Esta vida en Moscú tenía, sin embargo, una ventaja: aquí no se
suscitaba entre ellos ninguna discusión.
Ya fuese por las condiciones especiales de la vida de la ciudad
o porque, tanto él como ella, se hubiesen hecho más prudentes y razonables a
este respecto, el caso era que su temor de que en Moscú se renovasen las escenas
de celos había resultado completamente injustificado.
En este aspecto se había producido un hecho muy importante para
los dos: el encuentro de Kitty con Vronsky.
La vieja princesa María Borisovna, madrina de Kitty, que quería
mucho a su ahijada, hizo presentes sus deseos de verla.
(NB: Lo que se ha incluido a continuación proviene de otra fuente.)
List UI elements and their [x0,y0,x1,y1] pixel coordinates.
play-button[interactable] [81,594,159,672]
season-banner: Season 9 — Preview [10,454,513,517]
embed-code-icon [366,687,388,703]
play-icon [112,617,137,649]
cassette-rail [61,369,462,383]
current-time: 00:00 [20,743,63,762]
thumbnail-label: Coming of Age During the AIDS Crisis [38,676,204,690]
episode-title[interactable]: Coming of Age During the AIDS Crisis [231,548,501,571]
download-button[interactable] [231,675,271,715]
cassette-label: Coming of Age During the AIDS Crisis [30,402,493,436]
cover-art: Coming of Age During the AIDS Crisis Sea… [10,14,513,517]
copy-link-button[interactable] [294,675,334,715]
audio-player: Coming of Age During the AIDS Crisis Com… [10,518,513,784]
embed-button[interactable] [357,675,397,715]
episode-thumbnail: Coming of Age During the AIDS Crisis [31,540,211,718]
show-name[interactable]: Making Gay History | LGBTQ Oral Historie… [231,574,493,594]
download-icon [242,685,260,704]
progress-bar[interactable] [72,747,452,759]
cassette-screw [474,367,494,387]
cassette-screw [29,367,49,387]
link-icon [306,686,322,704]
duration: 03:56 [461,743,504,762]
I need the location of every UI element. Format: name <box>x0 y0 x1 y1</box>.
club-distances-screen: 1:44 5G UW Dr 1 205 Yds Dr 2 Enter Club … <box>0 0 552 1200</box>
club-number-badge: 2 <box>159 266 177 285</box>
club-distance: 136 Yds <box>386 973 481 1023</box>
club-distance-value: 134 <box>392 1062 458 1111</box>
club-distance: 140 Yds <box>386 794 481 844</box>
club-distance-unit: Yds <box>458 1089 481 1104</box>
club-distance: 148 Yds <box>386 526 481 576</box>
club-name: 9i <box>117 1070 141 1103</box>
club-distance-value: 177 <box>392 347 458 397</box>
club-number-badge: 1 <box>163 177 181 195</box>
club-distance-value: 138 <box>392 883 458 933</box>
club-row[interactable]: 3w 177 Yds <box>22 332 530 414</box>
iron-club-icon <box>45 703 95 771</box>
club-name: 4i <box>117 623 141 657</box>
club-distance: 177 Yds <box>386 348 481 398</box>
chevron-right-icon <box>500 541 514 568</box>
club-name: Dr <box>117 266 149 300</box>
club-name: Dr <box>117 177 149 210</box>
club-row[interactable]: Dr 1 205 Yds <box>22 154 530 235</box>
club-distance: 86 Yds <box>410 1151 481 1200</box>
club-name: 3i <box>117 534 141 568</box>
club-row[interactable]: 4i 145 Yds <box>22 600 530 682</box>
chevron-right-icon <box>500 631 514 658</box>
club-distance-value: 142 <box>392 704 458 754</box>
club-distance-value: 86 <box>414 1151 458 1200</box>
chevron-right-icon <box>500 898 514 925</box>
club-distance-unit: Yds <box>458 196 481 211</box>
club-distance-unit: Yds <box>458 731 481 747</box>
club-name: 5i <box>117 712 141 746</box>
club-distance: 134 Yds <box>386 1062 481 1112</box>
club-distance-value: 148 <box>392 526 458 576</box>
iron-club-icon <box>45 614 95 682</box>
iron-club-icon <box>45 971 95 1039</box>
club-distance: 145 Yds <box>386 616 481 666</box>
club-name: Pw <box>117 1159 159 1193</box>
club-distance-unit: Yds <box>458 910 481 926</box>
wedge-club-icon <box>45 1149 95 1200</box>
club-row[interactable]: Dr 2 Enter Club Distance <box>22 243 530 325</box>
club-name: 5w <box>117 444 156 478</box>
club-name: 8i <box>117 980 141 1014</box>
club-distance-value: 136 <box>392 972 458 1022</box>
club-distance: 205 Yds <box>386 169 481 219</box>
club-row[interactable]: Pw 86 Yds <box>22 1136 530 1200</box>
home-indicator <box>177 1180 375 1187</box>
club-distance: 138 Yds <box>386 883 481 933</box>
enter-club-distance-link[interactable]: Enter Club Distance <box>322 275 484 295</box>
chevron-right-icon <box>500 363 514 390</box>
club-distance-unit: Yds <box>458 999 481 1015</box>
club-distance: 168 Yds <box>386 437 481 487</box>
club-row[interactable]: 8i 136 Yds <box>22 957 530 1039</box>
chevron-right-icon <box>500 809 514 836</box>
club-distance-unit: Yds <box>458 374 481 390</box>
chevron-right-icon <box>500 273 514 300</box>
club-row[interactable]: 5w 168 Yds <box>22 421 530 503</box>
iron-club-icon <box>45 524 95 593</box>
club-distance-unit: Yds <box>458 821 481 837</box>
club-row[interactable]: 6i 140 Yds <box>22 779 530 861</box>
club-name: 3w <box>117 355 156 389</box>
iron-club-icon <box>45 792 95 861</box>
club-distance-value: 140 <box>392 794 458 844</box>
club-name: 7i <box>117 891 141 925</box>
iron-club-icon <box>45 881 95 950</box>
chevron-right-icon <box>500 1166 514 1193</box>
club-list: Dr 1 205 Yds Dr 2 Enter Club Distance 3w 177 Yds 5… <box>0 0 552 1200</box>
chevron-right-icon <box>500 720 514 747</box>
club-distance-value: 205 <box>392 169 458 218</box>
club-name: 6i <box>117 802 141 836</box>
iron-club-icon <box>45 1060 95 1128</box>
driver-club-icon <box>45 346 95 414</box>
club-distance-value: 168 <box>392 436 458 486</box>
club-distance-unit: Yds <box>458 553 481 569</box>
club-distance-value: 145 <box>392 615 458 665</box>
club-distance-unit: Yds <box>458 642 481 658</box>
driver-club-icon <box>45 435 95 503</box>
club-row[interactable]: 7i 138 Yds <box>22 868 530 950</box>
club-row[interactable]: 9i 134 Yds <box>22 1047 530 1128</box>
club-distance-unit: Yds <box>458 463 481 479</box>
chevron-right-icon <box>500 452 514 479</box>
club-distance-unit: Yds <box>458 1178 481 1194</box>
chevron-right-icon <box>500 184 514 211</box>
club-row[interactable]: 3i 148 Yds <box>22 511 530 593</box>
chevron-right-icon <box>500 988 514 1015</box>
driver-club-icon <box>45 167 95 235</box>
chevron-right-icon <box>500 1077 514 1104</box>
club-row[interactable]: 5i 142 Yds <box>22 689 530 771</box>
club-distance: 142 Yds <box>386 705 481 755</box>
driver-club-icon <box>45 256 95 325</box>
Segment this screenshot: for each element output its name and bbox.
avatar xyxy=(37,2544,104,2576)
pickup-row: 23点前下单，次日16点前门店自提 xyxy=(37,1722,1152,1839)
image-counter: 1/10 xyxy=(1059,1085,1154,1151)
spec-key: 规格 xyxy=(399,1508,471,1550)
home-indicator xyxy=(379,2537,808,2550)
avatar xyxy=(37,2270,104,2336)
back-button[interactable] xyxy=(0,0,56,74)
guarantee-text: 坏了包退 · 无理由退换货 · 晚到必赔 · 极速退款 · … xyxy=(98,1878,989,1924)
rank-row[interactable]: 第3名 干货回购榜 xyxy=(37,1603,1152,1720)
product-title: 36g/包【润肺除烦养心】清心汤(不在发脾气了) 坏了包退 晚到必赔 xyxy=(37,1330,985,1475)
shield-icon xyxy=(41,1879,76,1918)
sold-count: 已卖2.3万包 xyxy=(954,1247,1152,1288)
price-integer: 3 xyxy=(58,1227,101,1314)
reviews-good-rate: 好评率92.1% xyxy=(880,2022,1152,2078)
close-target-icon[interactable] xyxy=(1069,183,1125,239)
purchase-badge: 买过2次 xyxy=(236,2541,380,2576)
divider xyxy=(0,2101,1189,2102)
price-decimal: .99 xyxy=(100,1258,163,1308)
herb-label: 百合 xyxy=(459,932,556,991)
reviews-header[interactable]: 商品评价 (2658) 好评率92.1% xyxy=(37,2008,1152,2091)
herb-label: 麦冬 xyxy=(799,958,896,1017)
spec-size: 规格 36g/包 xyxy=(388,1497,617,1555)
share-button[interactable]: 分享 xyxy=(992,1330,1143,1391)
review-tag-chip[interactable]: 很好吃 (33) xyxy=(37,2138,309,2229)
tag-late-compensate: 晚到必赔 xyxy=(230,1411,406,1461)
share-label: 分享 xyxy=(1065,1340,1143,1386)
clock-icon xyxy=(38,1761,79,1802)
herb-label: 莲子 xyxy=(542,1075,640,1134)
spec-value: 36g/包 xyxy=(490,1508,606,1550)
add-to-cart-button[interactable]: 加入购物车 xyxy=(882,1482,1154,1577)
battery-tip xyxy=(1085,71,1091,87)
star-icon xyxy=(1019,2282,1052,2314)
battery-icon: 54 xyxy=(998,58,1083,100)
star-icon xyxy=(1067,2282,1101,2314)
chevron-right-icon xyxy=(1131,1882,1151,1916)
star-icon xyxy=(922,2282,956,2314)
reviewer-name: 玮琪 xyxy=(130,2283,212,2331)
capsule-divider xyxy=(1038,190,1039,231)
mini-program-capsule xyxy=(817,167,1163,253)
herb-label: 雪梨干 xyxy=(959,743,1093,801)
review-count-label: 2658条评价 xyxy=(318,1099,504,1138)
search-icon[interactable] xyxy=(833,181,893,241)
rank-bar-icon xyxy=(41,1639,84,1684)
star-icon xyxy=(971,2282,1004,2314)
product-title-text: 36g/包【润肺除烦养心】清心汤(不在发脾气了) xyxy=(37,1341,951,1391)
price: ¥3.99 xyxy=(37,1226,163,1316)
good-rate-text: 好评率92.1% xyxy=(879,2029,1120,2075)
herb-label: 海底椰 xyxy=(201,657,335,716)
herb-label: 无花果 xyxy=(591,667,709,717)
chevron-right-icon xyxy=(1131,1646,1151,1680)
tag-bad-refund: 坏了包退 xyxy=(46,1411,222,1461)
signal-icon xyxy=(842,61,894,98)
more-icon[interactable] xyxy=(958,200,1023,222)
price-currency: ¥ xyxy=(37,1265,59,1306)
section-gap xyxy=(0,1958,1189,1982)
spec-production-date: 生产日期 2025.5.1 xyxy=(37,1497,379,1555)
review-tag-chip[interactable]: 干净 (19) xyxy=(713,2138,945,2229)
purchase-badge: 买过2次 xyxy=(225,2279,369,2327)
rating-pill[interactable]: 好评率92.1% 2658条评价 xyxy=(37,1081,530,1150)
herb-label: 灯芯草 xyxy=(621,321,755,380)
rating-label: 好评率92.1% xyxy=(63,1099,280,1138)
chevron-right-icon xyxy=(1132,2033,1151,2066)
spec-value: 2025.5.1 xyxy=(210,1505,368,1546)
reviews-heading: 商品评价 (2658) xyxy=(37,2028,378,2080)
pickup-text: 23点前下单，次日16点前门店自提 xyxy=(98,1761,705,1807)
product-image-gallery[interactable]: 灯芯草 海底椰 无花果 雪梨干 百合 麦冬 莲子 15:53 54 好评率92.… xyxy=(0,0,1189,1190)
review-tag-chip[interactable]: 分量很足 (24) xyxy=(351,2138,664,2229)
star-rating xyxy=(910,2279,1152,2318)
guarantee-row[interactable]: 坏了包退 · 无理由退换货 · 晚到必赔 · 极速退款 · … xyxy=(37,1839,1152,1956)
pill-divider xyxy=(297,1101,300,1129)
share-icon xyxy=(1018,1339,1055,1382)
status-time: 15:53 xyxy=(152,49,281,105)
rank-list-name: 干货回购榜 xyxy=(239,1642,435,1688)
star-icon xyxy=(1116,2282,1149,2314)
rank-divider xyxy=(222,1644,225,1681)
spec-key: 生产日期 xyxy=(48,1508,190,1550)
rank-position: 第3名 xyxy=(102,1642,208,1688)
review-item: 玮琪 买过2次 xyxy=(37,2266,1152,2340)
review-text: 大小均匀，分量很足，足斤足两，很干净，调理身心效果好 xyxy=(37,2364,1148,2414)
Kitty que, por su
estado, no salía a ninguna parte, fue, sin embargo, acompañada por su padre, a
ver a la honorable anciana y encontró a Vronsky en su casa.
De lo ocurrido en este encuentro, Kitty no pudo reprocharse a
sí misma sino que, cuando reconoció los rasgos tan familiares de Vronsky en su
traje de paisano, se le cortó la respiración, le afluyó al corazón toda la
sangre y sintió el rostro encendido de rubor. Pero esto duró sólo algunos
segundos. Todavía su padre, que intencionadamente se había puesto a hablar con
Vronsky en voz alta, no había terminado de saludarle, cuando Kitty estaba ya
completamente repuesta de su emoción y dispuesta a mirar a Vronsky y hasta a
hablarle, si era preciso, del mismo modo que hablaría con la princesa María
Borisovna, a hacerlo de forma -y esto era lo principal- que todo, hasta la
entonación y la más leve sonrisa pudieran ser aprobadas por su marido, la
presencia invisible del cual parecíale presentir en todos los momentos de
aquella escena.
Cruzó, pues, algunas palabras con su antiguo amado y sonrió
tranquila cuando bromeó sobre la asamblea de Kachin, llamándola «nuestro
Parlamento» (era preciso sonreír para mostrar que había comprendido la broma).
En seguida volvióse hacia María Borisovna y no miró ya a Vronsky ni una vez más
hasta que él se levantó para despedirse, porque no hacerlo entonces habría sido
evidentemente una falta de consideración.